In any case, Schindler is taking a beating in the media. It has released three announcements regarding the accident, but has not made an apology to the victim's family. The intial statement was a terse 6 line affair which contained a boilerplate condolence message to the family of the victims and stating that the company was cooperating with investigations and therefore no further comment was forthcoming at this time. A second statement was released the next day, as published here (in english also).
Top management has yet to conduct a press conference, and the media repeatedly show the same clip of Ken Smith, the representative director of Schindler Elevator K.K., walking stony faced surrounded by cameras and seemingly ignoring pleas from reporters to make a comment.
This kind of media handling reinforces the Japanese belief that overseas companies and foreign executives thereof are overly sensitive to legal issues at the expense of the moral obligation of victim care. Whilst it is true that Schindler was not currently responsible for maintenance of the lift, they did manufacture the lift and in the public's eyes, they share a portion of the responsibility, at least until proven categorically otherwise.

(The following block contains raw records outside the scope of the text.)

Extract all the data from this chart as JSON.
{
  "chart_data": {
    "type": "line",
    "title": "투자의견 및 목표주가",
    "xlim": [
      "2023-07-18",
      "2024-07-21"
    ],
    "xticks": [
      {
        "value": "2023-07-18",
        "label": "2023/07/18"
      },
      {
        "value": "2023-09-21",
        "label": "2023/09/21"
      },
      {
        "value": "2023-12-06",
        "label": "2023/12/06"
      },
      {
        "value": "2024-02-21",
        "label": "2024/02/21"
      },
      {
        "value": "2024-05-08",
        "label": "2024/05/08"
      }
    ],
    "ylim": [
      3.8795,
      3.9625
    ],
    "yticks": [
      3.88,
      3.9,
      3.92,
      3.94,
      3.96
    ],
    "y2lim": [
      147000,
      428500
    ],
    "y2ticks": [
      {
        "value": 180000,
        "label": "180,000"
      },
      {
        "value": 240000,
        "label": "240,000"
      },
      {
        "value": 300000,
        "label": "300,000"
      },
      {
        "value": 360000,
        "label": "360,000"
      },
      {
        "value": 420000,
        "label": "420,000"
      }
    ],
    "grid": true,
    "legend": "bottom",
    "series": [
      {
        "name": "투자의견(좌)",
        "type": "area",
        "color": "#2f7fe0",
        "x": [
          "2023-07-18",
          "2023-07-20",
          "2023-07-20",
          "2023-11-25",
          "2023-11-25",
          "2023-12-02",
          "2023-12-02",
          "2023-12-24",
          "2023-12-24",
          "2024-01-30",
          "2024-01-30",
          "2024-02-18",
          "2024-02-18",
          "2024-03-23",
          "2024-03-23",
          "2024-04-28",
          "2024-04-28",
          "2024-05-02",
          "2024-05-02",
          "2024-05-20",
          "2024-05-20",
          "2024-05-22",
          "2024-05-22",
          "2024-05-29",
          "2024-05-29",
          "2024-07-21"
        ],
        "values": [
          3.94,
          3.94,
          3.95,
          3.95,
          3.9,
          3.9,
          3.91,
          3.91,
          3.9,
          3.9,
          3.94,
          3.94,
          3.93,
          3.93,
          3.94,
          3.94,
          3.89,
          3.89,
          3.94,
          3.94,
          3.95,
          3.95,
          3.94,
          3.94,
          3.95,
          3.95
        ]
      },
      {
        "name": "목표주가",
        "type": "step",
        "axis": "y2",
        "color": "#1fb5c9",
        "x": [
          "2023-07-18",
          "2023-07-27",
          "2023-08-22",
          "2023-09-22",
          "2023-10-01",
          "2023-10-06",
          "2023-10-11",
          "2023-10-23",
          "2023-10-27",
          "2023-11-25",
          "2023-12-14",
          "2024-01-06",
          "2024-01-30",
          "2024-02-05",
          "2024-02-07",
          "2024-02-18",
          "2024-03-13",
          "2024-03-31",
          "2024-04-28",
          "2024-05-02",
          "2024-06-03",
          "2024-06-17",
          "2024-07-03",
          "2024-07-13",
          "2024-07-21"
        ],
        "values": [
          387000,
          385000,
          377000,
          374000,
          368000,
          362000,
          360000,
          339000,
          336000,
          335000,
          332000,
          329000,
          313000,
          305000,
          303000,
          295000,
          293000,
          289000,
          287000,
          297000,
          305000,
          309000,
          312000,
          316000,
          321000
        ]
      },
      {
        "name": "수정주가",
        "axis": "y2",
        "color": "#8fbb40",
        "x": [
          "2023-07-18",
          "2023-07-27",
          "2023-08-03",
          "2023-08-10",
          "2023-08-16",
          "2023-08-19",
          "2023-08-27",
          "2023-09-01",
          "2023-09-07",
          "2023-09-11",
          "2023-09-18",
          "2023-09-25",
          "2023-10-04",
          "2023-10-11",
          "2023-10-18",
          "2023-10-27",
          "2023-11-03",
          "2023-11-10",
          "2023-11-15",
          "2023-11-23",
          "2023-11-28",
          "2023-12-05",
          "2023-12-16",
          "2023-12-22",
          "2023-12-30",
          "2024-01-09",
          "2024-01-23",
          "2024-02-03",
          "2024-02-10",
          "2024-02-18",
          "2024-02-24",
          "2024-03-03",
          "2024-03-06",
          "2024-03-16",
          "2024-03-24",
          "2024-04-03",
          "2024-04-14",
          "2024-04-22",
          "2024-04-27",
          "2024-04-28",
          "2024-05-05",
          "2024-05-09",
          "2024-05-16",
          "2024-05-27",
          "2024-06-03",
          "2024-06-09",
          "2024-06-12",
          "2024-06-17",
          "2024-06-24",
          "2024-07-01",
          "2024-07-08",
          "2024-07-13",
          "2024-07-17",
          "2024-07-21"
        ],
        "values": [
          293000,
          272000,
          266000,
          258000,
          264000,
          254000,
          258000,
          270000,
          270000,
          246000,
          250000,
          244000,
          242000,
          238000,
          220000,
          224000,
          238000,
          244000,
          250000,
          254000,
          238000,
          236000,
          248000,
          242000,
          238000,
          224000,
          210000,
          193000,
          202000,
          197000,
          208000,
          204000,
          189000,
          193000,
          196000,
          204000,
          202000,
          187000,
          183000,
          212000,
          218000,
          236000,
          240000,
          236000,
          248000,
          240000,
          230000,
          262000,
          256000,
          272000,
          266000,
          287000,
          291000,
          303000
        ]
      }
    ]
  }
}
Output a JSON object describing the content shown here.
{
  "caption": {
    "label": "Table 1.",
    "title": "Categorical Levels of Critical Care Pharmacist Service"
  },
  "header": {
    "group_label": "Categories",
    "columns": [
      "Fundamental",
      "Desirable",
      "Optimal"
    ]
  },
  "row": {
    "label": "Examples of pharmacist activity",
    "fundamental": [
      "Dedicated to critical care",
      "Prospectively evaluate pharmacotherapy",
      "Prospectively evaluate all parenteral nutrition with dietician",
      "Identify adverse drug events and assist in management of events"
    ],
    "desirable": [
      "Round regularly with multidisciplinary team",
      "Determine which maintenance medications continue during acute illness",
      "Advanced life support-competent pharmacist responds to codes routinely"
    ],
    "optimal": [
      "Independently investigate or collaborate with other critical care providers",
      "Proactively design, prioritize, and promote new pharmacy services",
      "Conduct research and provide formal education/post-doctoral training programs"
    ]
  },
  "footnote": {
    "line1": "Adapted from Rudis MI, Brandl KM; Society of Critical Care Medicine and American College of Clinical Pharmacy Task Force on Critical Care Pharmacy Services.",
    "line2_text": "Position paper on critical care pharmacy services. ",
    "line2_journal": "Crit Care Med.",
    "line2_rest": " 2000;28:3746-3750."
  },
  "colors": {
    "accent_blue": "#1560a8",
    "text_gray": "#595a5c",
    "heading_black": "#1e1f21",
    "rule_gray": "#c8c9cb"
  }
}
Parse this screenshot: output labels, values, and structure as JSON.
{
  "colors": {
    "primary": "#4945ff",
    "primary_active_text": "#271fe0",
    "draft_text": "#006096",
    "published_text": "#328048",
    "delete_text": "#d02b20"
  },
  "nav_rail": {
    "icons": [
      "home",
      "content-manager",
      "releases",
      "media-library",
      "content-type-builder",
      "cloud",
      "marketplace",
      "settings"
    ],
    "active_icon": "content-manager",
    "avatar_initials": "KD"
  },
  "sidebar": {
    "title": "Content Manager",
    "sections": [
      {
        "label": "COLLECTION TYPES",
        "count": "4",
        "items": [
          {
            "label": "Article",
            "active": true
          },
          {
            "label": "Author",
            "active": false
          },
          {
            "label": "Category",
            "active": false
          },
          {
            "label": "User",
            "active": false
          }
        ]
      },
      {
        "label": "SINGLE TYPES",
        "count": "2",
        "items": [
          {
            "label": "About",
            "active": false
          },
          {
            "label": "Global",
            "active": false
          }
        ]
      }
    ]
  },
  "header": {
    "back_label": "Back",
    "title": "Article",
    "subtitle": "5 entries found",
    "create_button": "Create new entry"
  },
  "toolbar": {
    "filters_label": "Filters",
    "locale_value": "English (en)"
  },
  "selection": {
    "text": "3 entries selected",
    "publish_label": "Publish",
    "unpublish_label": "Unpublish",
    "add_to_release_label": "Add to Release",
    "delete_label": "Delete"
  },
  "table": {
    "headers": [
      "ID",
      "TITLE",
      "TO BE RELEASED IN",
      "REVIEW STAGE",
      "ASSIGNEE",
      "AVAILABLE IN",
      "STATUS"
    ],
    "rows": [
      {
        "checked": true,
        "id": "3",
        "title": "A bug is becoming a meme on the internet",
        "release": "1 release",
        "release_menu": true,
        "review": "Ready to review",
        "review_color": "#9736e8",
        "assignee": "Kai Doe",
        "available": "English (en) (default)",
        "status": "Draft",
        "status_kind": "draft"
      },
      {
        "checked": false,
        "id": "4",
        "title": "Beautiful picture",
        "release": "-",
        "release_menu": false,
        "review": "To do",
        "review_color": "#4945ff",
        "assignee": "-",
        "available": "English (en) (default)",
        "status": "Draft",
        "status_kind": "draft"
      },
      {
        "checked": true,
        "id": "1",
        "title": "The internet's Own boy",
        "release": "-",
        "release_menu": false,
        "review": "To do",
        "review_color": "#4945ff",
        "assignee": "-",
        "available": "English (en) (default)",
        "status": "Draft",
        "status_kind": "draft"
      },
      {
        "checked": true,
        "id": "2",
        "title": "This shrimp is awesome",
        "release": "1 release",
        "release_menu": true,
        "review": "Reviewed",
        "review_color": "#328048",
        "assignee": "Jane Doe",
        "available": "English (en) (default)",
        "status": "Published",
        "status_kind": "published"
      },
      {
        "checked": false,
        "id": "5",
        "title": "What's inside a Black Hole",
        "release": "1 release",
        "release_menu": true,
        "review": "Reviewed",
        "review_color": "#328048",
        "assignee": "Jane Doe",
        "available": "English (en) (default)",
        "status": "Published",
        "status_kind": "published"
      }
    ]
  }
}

Large Japanese companies have in the past also made serious errors in post-crisis PR management (and will probably continue to do so), so overseas companies are not alone in being incompetent at handling these situations. However, Japanese companies typically do not publish statements like this:
we would like to stress that we are convinced that there is no reason to attribute the accident to either the design or the installation of the elevator
Such conviction seems inappropriate just 3 days after a fatal accident.
Ken Smith and other members of the senior management of Shindler Japan really need to meet with the victim's family, and face the cameras.
All the major media outlets are now scouring the nation for more reports of incidents involving Schindler's products. The Asahi Shimbun reports that its investigations have found at least 100 incidents where people were trapped in lifts, or cases of malfunction whilst there were passengers in the lift.
However it should be pointed out that these numbers by themselves mean very little. How many similar accidents have their been with Toshiba? Mitsubishi? Hitachi? What are the comparative incidence rates?
Flicking through the channels "news" surfing this morning, a media outlet had a "telephone interview" with a person introduced as "an employee of a competitor". The "interviewee" was anonymous, his employer anonymous, and the interviewee's voice appeared to have been changed. We soon learnt the reason why this was an anonymous interview. The interviewee said that Schindler has become extremely aggressive on public building project tenders in the last couple of years, and then said the cost pressures of low bidding led him to believe that Schindler was shipping inferior quality goods (粗悪品in Japanese, a fairly strong accusation). The fact that the lift in question was installed in 1998 (therefore making this anonymous person's accusations irrelevant) apparently didn't matter to the interviewer or interviewee. I would think this interview is slanderous, and Schindler would have a cause of action against TBS for broadcasting such a shoddy interview.
This is the level of tabloid journalism that TBS (in this case) and other media outlets regularly stoop to.
The media loves to oversimplify and carry out a witchhunt (especially when it makes their advertising sponsors happy).
Companies need to understand that and take measures to counteract such tactics. Especially if you are a new company taking on the establishment, or you are an overseas entrant taking on powerful local incumbents.